Hipster: I’d feel more comfortable in a sex club than going on a date.

–Penn Station

Hot chick on cell: Yes! Yes! O-M-G! We are sooo going to have a sex-a-thon! Get the girls together, my place, tonight! [To gawking passengers] Sex and the City -athon. Fucking perverts. W-T-F.

–N train

Overheard by: not invited

Teacher: Every time you put a penis into a vagina you’re risking sex.

–Health Class, LaGuardia HS

Overheard by: mf

Girl: I heard two people having really loud sex on my floor last night. It was either gay guys or Asians, I couldn’t tell.

–Cafeteria, Manhattan School of Music

Overheard by: Christiana Little

Fat suit: He made me watch while he fucked some girl, so I’m gonna make him watch while I fuck some guy!

–Astor Pl

Overheard by: Glad I wasn’t the other guy…

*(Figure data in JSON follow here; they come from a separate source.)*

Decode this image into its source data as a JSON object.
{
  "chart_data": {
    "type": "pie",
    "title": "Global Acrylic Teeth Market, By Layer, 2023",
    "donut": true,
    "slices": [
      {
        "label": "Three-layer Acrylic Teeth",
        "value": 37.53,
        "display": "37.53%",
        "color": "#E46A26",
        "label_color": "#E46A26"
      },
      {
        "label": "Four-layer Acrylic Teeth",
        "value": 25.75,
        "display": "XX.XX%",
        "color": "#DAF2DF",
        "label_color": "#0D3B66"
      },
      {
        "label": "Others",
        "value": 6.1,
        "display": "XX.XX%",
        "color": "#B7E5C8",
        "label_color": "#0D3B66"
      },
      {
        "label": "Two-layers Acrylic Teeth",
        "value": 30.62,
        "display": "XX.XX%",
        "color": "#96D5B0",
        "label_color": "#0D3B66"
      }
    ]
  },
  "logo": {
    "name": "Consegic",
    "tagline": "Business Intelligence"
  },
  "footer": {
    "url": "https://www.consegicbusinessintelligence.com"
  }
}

20-ish chick: What? I fornicate all the time, and I’ve never been arrested!

–Subway station

Overheard by: subwayrider

Woman to friend: It just wasn’t what they imagined when they dreamed of going to jail.

–5th Ave, Park Slope

Overheard by: MK

LA bimbette to another: I think, like, everyone I know has been arrested. I mean, like, who hasn’t been charged with a drunk and disorderly at least once?

–R train

Chick to friend: Yeah, he got a lot of gold chains, but that’s an investment… That’s bail.

–Bus, Port Authority

Guy leaving subway: Hey, baby, I’m home! One more day and I’m not in jail!

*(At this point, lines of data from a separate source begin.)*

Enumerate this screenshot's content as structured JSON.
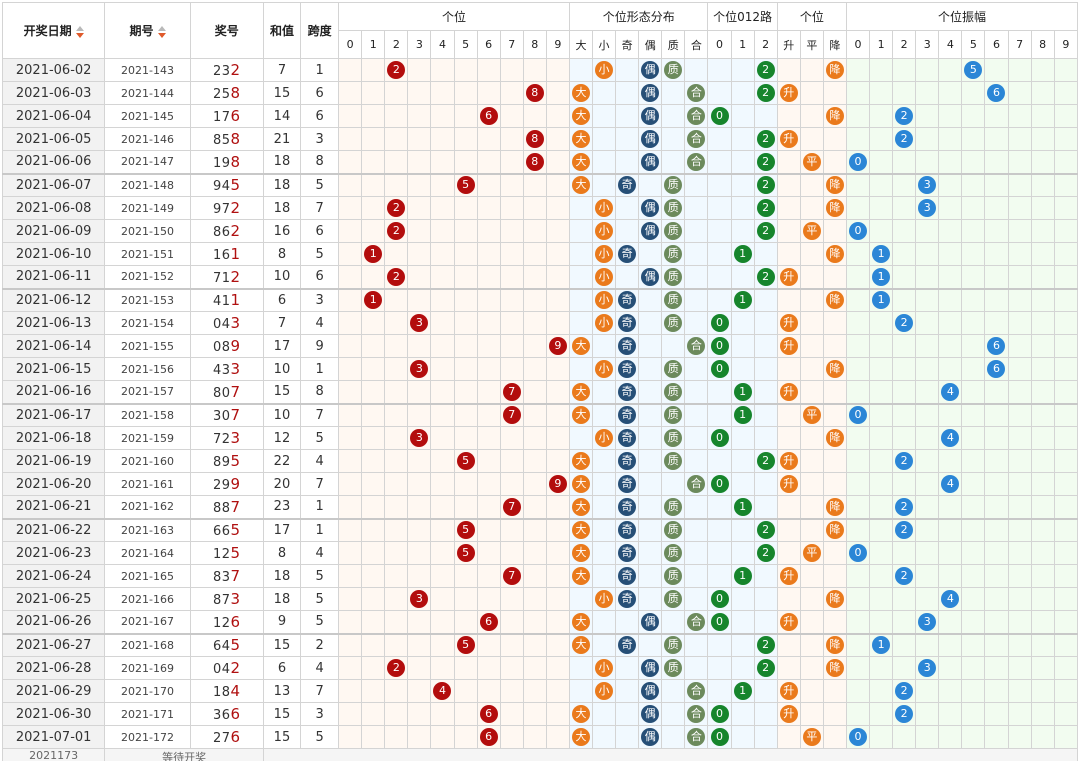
{
  "header": {
    "date_col": "开奖日期",
    "issue_col": "期号",
    "number_col": "奖号",
    "sum_col": "和值",
    "span_col": "跨度",
    "digit_group": "个位",
    "shape_group": "个位形态分布",
    "route_group": "个位012路",
    "trend_group": "个位",
    "amp_group": "个位振幅",
    "digits": [
      "0",
      "1",
      "2",
      "3",
      "4",
      "5",
      "6",
      "7",
      "8",
      "9"
    ],
    "shape_labels": [
      "大",
      "小",
      "奇",
      "偶",
      "质",
      "合"
    ],
    "route_labels": [
      "0",
      "1",
      "2"
    ],
    "trend_labels": [
      "升",
      "平",
      "降"
    ]
  },
  "colors": {
    "digit_ball": "#b30d0d",
    "shape_ball": "#ea7a1c",
    "odd_even_ball": "#264f77",
    "prime_ball": "#6c8a5c",
    "route_ball": "#16852c",
    "amp_ball": "#2b86d6"
  },
  "rows": [
    {
      "date": "2021-06-02",
      "issue": "2021-143",
      "prefix": "23",
      "last": "2",
      "sum": "7",
      "span": "1",
      "d": 2,
      "big": false,
      "odd": false,
      "prime": true,
      "route": 2,
      "trend": "降",
      "amp": 5
    },
    {
      "date": "2021-06-03",
      "issue": "2021-144",
      "prefix": "25",
      "last": "8",
      "sum": "15",
      "span": "6",
      "d": 8,
      "big": true,
      "odd": false,
      "prime": false,
      "route": 2,
      "trend": "升",
      "amp": 6
    },
    {
      "date": "2021-06-04",
      "issue": "2021-145",
      "prefix": "17",
      "last": "6",
      "sum": "14",
      "span": "6",
      "d": 6,
      "big": true,
      "odd": false,
      "prime": false,
      "route": 0,
      "trend": "降",
      "amp": 2
    },
    {
      "date": "2021-06-05",
      "issue": "2021-146",
      "prefix": "85",
      "last": "8",
      "sum": "21",
      "span": "3",
      "d": 8,
      "big": true,
      "odd": false,
      "prime": false,
      "route": 2,
      "trend": "升",
      "amp": 2
    },
    {
      "date": "2021-06-06",
      "issue": "2021-147",
      "prefix": "19",
      "last": "8",
      "sum": "18",
      "span": "8",
      "d": 8,
      "big": true,
      "odd": false,
      "prime": false,
      "route": 2,
      "trend": "平",
      "amp": 0
    },
    {
      "date": "2021-06-07",
      "issue": "2021-148",
      "prefix": "94",
      "last": "5",
      "sum": "18",
      "span": "5",
      "d": 5,
      "big": true,
      "odd": true,
      "prime": true,
      "route": 2,
      "trend": "降",
      "amp": 3
    },
    {
      "date": "2021-06-08",
      "issue": "2021-149",
      "prefix": "97",
      "last": "2",
      "sum": "18",
      "span": "7",
      "d": 2,
      "big": false,
      "odd": false,
      "prime": true,
      "route": 2,
      "trend": "降",
      "amp": 3
    },
    {
      "date": "2021-06-09",
      "issue": "2021-150",
      "prefix": "86",
      "last": "2",
      "sum": "16",
      "span": "6",
      "d": 2,
      "big": false,
      "odd": false,
      "prime": true,
      "route": 2,
      "trend": "平",
      "amp": 0
    },
    {
      "date": "2021-06-10",
      "issue": "2021-151",
      "prefix": "16",
      "last": "1",
      "sum": "8",
      "span": "5",
      "d": 1,
      "big": false,
      "odd": true,
      "prime": true,
      "route": 1,
      "trend": "降",
      "amp": 1
    },
    {
      "date": "2021-06-11",
      "issue": "2021-152",
      "prefix": "71",
      "last": "2",
      "sum": "10",
      "span": "6",
      "d": 2,
      "big": false,
      "odd": false,
      "prime": true,
      "route": 2,
      "trend": "升",
      "amp": 1
    },
    {
      "date": "2021-06-12",
      "issue": "2021-153",
      "prefix": "41",
      "last": "1",
      "sum": "6",
      "span": "3",
      "d": 1,
      "big": false,
      "odd": true,
      "prime": true,
      "route": 1,
      "trend": "降",
      "amp": 1
    },
    {
      "date": "2021-06-13",
      "issue": "2021-154",
      "prefix": "04",
      "last": "3",
      "sum": "7",
      "span": "4",
      "d": 3,
      "big": false,
      "odd": true,
      "prime": true,
      "route": 0,
      "trend": "升",
      "amp": 2
    },
    {
      "date": "2021-06-14",
      "issue": "2021-155",
      "prefix": "08",
      "last": "9",
      "sum": "17",
      "span": "9",
      "d": 9,
      "big": true,
      "odd": true,
      "prime": false,
      "route": 0,
      "trend": "升",
      "amp": 6
    },
    {
      "date": "2021-06-15",
      "issue": "2021-156",
      "prefix": "43",
      "last": "3",
      "sum": "10",
      "span": "1",
      "d": 3,
      "big": false,
      "odd": true,
      "prime": true,
      "route": 0,
      "trend": "降",
      "amp": 6
    },
    {
      "date": "2021-06-16",
      "issue": "2021-157",
      "prefix": "80",
      "last": "7",
      "sum": "15",
      "span": "8",
      "d": 7,
      "big": true,
      "odd": true,
      "prime": true,
      "route": 1,
      "trend": "升",
      "amp": 4
    },
    {
      "date": "2021-06-17",
      "issue": "2021-158",
      "prefix": "30",
      "last": "7",
      "sum": "10",
      "span": "7",
      "d": 7,
      "big": true,
      "odd": true,
      "prime": true,
      "route": 1,
      "trend": "平",
      "amp": 0
    },
    {
      "date": "2021-06-18",
      "issue": "2021-159",
      "prefix": "72",
      "last": "3",
      "sum": "12",
      "span": "5",
      "d": 3,
      "big": false,
      "odd": true,
      "prime": true,
      "route": 0,
      "trend": "降",
      "amp": 4
    },
    {
      "date": "2021-06-19",
      "issue": "2021-160",
      "prefix": "89",
      "last": "5",
      "sum": "22",
      "span": "4",
      "d": 5,
      "big": true,
      "odd": true,
      "prime": true,
      "route": 2,
      "trend": "升",
      "amp": 2
    },
    {
      "date": "2021-06-20",
      "issue": "2021-161",
      "prefix": "29",
      "last": "9",
      "sum": "20",
      "span": "7",
      "d": 9,
      "big": true,
      "odd": true,
      "prime": false,
      "route": 0,
      "trend": "升",
      "amp": 4
    },
    {
      "date": "2021-06-21",
      "issue": "2021-162",
      "prefix": "88",
      "last": "7",
      "sum": "23",
      "span": "1",
      "d": 7,
      "big": true,
      "odd": true,
      "prime": true,
      "route": 1,
      "trend": "降",
      "amp": 2
    },
    {
      "date": "2021-06-22",
      "issue": "2021-163",
      "prefix": "66",
      "last": "5",
      "sum": "17",
      "span": "1",
      "d": 5,
      "big": true,
      "odd": true,
      "prime": true,
      "route": 2,
      "trend": "降",
      "amp": 2
    },
    {
      "date": "2021-06-23",
      "issue": "2021-164",
      "prefix": "12",
      "last": "5",
      "sum": "8",
      "span": "4",
      "d": 5,
      "big": true,
      "odd": true,
      "prime": true,
      "route": 2,
      "trend": "平",
      "amp": 0
    },
    {
      "date": "2021-06-24",
      "issue": "2021-165",
      "prefix": "83",
      "last": "7",
      "sum": "18",
      "span": "5",
      "d": 7,
      "big": true,
      "odd": true,
      "prime": true,
      "route": 1,
      "trend": "升",
      "amp": 2
    },
    {
      "date": "2021-06-25",
      "issue": "2021-166",
      "prefix": "87",
      "last": "3",
      "sum": "18",
      "span": "5",
      "d": 3,
      "big": false,
      "odd": true,
      "prime": true,
      "route": 0,
      "trend": "降",
      "amp": 4
    },
    {
      "date": "2021-06-26",
      "issue": "2021-167",
      "prefix": "12",
      "last": "6",
      "sum": "9",
      "span": "5",
      "d": 6,
      "big": true,
      "odd": false,
      "prime": false,
      "route": 0,
      "trend": "升",
      "amp": 3
    },
    {
      "date": "2021-06-27",
      "issue": "2021-168",
      "prefix": "64",
      "last": "5",
      "sum": "15",
      "span": "2",
      "d": 5,
      "big": true,
      "odd": true,
      "prime": true,
      "route": 2,
      "trend": "降",
      "amp": 1
    },
    {
      "date": "2021-06-28",
      "issue": "2021-169",
      "prefix": "04",
      "last": "2",
      "sum": "6",
      "span": "4",
      "d": 2,
      "big": false,
      "odd": false,
      "prime": true,
      "route": 2,
      "trend": "降",
      "amp": 3
    },
    {
      "date": "2021-06-29",
      "issue": "2021-170",
      "prefix": "18",
      "last": "4",
      "sum": "13",
      "span": "7",
      "d": 4,
      "big": false,
      "odd": false,
      "prime": false,
      "route": 1,
      "trend": "升",
      "amp": 2
    },
    {
      "date": "2021-06-30",
      "issue": "2021-171",
      "prefix": "36",
      "last": "6",
      "sum": "15",
      "span": "3",
      "d": 6,
      "big": true,
      "odd": false,
      "prime": false,
      "route": 0,
      "trend": "升",
      "amp": 2
    },
    {
      "date": "2021-07-01",
      "issue": "2021-172",
      "prefix": "27",
      "last": "6",
      "sum": "15",
      "span": "5",
      "d": 6,
      "big": true,
      "odd": false,
      "prime": false,
      "route": 0,
      "trend": "平",
      "amp": 0
    }
  ],
  "pending": {
    "issue": "2021173",
    "text": "等待开奖"
  }
}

–Subway entrance, 125th St

Overheard by: Leaving Harlem

Teen thug: Man, I never had to spend Valentine’s Day with my mom… If her boyfriend wasn’t in jail she wouldn’t be bothering me.

–Eastern Pkwy Library

Chick to boyfriend: So, that’s what you learned in prison?

–Central Park

Son: … But are they really bad guys, or just guys gone wrong?
Father: Some of these men have committed gruesome killings.
Son: Wow.
Father: It is why I can never be on one of those juries, since I was part of an attempted murder case. I was the killee, not the killer

–78th & Madison

Overheard by: nyc8675309

A well-dressed, middle-aged woman is being kicked out of a restaurant for inviting herself to sit at several other customers’ tables.

Waiter: Come on, you have to leave.
Woman: Baby, there is basically an aura about me. Would you care to venture through it?

–Restaurant, W 4th St

Ghetto girl: So, what are you doing Saturday?
Ghetto guy #1: I’ve got probation.
Ghetto girl: What? Man, you gay! When? 3:30?
Ghetto guy #1: Three.
Ghetto girl: … Thirty?
Ghetto guy #1: No, three.
Ghetto girl: … Thirty?
Ghetto guy #2: So, she was a virgin?
Ghetto guy #1: Yeah!

–6 train

Son: I was so angry with him — he could have got me arrested!
Hippie dad: What’s wrong with getting arrested? [Sighs. Then, to himself] I just can’t stand my son being so fucking bourgeois any longer.

–West Village

Little girl: Mommy, where do people go when they’re bad?
Mother: Australia, sweetie, with all the snakes.